Y en ese lenguaje, ciertas palabras deben desaparecer. El “ajuste” debe ser desterrado del vocabulario político. No por negación de la realidad material, sino porque su connotación está asociada a una experiencia social de decadencia. Ya no se lo entiende como mecanismo económico, sino como sentencia cultural. Decir ajuste es decir pérdida, es decir castigo. La política no puede articularse en torno a un léxico de amputación. El lenguaje es el primer campo de batalla.

Hacia una organización profesional

Construir una organización profesional exige más que planes y documentos, requiere una hoja de ruta vital, silenciosa y persistente; pensar una organización que nos supere, que sobreviva a nuestras biografías, que sea más fuerte que nuestras subjetividades efímeras, que no esté atrapada en los reflejos narcisistas de la era digital, ni en las formas ritualizadas de la militancia ochentista. Una organización que crezca en densidad, en estrategia, en capacidad de permanencia, que piense en escalas de tiempo largas, que sepa que el poder no se hereda, se construye. Y que no todo el que camina en la misma dirección, camina con el mismo fin.

En esa tarea, habrá que decirlo sin rodeos, quedarán al costado los cómodos, los retóricos, los desvariados. La profesionalización es un filtro ético. No se trata de sumar por sumar, sino de forjar capital humano cultivado. No boludos con banderas, sino militantes con tesis. No emoción sin lectura, sino afecto con densidad. No épica vacía, sino razón sensible. Hay que erradicar el activismo hueco que responde más al espectáculo que a la historia. La política no es una performance, es la construcción tenaz de una posibilidad colectiva.

Y sin embargo, aun con toda esta claridad, no podemos mentirnos: mi Juventud Radical no carece de actividad, sino de sentido; no de voluntad, sino de arquitectura. Se hace, sí. Se corre, se gestiona, se publica, se redacta, se opina. Pero el tiempo histórico exige algo más que ese impulso fragmentario. Todo intento es estéril si responde a la lógica cómoda de la acción sin consecuencia, del gesto que no se articula con una estructura, del esfuerzo individual que no se injerta en una totalidad orgánica. Hemos multiplicado las prácticas, pero no hemos construido una gramática común. Y donde no hay sintaxis, no hay pensamiento. Donde no hay teoría, no hay potencia.

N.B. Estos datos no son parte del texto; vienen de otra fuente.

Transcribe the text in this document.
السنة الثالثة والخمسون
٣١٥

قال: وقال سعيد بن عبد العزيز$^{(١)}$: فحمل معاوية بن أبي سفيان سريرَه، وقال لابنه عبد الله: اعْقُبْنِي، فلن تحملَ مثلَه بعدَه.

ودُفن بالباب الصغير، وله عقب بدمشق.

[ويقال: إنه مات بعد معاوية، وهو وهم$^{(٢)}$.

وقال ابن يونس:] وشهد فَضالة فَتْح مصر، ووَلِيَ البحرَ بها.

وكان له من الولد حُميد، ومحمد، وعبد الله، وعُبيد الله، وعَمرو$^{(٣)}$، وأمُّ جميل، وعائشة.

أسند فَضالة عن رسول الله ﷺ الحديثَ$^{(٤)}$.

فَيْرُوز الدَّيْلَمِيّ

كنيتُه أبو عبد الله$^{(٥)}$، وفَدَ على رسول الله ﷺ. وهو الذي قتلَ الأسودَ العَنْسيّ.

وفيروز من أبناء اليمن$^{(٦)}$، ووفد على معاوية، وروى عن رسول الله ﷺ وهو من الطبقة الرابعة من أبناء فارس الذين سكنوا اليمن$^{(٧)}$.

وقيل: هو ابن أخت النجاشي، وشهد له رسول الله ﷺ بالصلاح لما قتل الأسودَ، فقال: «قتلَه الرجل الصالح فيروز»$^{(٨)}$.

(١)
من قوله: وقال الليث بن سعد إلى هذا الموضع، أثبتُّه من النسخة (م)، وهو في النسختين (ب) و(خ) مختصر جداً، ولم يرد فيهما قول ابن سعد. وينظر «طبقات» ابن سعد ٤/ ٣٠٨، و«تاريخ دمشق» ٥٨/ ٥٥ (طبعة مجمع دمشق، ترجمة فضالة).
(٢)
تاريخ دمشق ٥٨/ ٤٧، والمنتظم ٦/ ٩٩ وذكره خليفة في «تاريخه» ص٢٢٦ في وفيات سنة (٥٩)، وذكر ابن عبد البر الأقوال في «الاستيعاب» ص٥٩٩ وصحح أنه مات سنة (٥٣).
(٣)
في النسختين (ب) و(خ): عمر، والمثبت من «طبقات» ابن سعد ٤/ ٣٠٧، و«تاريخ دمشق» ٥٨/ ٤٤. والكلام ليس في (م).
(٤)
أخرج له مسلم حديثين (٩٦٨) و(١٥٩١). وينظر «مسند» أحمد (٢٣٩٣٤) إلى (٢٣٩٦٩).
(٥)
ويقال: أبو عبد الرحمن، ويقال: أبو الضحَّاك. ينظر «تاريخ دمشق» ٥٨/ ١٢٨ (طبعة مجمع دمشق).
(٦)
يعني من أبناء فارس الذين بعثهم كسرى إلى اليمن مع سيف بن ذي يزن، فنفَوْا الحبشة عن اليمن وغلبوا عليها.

Nuestra carencia más profunda no es la de recursos, ni siquiera la de vocación, sino la ausencia de una forma. No hay conjunción, ni latido común. Nos convertimos en espejos rotos de un pasado que ya no entendemos y de un futuro que aún no aprendimos a formular. Hemos sido derrotados por el ruido de las pequeñas acciones desvinculadas, por la estética del activismo sin contenido, por la lógica del “como sea” en lugar del “por qué”. Nos habita el vértigo de hacer sin saber para qué.

Hacia una organización profesional

La comodidad -ese opio silencioso de toda militancia- se ha instalado con ropajes de hiperactividad. Nos creemos convocados por una épica, pero muchas veces no somos más que piezas móviles de un mecanismo sin dirección. No hay peor forma de decadencia que aquella que simula vitalidad. No hay mayor tristeza que la del movimiento sin dialéctica. Y eso somos hoy, a veces: la melancolía de una política que corre sin llegar, que dice sin nombrar, que hace sin transformar.

La organización profesional que necesitamos no es un decorado ni una consigna de ocasión. Es una exigencia histórica que demanda una ruptura con nuestras propias formas de hacer. Un salto de conciencia, una decisión ética. Y también una renuncia: porque habrá que dejar atrás el ritual de la pertenencia vacía, la falsa centralidad del yo, la práctica sin marco, la bandera sin tesis.

Aspiro a que no nos quedemos custodiando un templo vacío. Deseo que imaginemos una arquitectura viva de ideas, a forjar una comunidad que piense con audacia y actúe con conciencia.

Espero que lleguemos  -sin apuro, pero sin descanso- a construir el porvenir.